Is this "flood" of Japanese products really a menace, to be combated by the U.S. government? Or is the new Japan a godsend to American consumers? In taking our stand on this issue, we should recognize that all government action means coercion, so that calling upon the U.S. government to intervene means urging it to use force and violence to restrain peaceful trade. One trusts that the protectionists are not willing to pursue their logic of force to the ultimate in the form of another Hiroshima and Nagasaki.
With Japan suffering from a humongous bubble bust that has led to a lost decade, today such political bogeyman has shifted to China.

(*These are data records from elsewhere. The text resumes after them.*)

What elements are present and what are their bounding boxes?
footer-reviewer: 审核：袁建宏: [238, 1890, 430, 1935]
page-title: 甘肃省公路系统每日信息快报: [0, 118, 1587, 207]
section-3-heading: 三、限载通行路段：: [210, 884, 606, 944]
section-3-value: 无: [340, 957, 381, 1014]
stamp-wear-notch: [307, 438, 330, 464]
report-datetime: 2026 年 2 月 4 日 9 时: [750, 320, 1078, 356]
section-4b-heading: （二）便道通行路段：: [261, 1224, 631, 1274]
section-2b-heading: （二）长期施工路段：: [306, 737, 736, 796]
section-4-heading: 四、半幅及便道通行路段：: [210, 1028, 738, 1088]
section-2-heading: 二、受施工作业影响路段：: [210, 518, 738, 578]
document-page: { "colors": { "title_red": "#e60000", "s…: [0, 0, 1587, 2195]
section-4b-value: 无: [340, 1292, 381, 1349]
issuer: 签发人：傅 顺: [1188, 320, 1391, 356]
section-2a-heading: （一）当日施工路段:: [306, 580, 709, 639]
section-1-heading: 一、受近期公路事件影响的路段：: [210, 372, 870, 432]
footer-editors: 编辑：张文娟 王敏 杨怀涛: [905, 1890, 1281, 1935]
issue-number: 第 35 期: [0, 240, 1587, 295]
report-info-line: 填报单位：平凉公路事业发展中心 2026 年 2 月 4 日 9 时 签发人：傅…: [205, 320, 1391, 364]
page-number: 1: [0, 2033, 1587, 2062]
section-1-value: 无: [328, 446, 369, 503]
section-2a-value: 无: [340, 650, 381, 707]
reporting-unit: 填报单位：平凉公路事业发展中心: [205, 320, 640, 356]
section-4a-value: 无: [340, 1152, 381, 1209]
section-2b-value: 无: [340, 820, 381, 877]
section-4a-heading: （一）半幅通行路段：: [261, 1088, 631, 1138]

The mainstream (mostly representing captured interests) has used all sorts of highly flawed and deceptive technically based assumptions and theories as cheap labor theory, cheap currencies, global savings glut, global imbalances and others to divert or camouflage the public’s attention from the unintended consequences from serial interventionist domestic policies and bubble monetary policies by riling up or conjuring emotive nationalist or xenophobic sentiment.

Gullible public opinion are easily swayed due to either the dearth of economic understanding or because they are blinded from the obsession to politics.

As the great Ludwig von Mises pointed out (OMNIPOTENT GOVERNMENT p.183)
People favor discrimination and privileges because they do not realize that they themselves are consumers and as such must foot the bill. In the case of protectionism, for example, they believe that only the foreigners against whom the import duties discriminate are hurt. It is true the foreigners are hurt, but not they alone: the consumers who must pay higher prices suffer with them.
And part of that reality has not entirely been about achieving some dubious trading objectives but to expand credit, again for political goals.

Again the Professor von Mises, (Human Action)
While the size of the credit expansion that private banks and bankers are able to engineer on an unhampered market is strictly limited, the governments aim at the greatest possible amount of credit expansion. Credit expansion is the governments' foremost tool in their struggle against the market economy. In their hands it is the magic wand designed to conjure away the scarcity of capital goods, to lower the rate of interest or to abolish it altogether, to finance lavish government spending, to expropriate the capitalists, to contrive everlasting booms, and to make everybody prosperous.
The politics of neomercantilism exploits economic patsies and the politically blind in the name of nationalism for the benefit of political class, vested interest groups and or their cronies at the expense of society.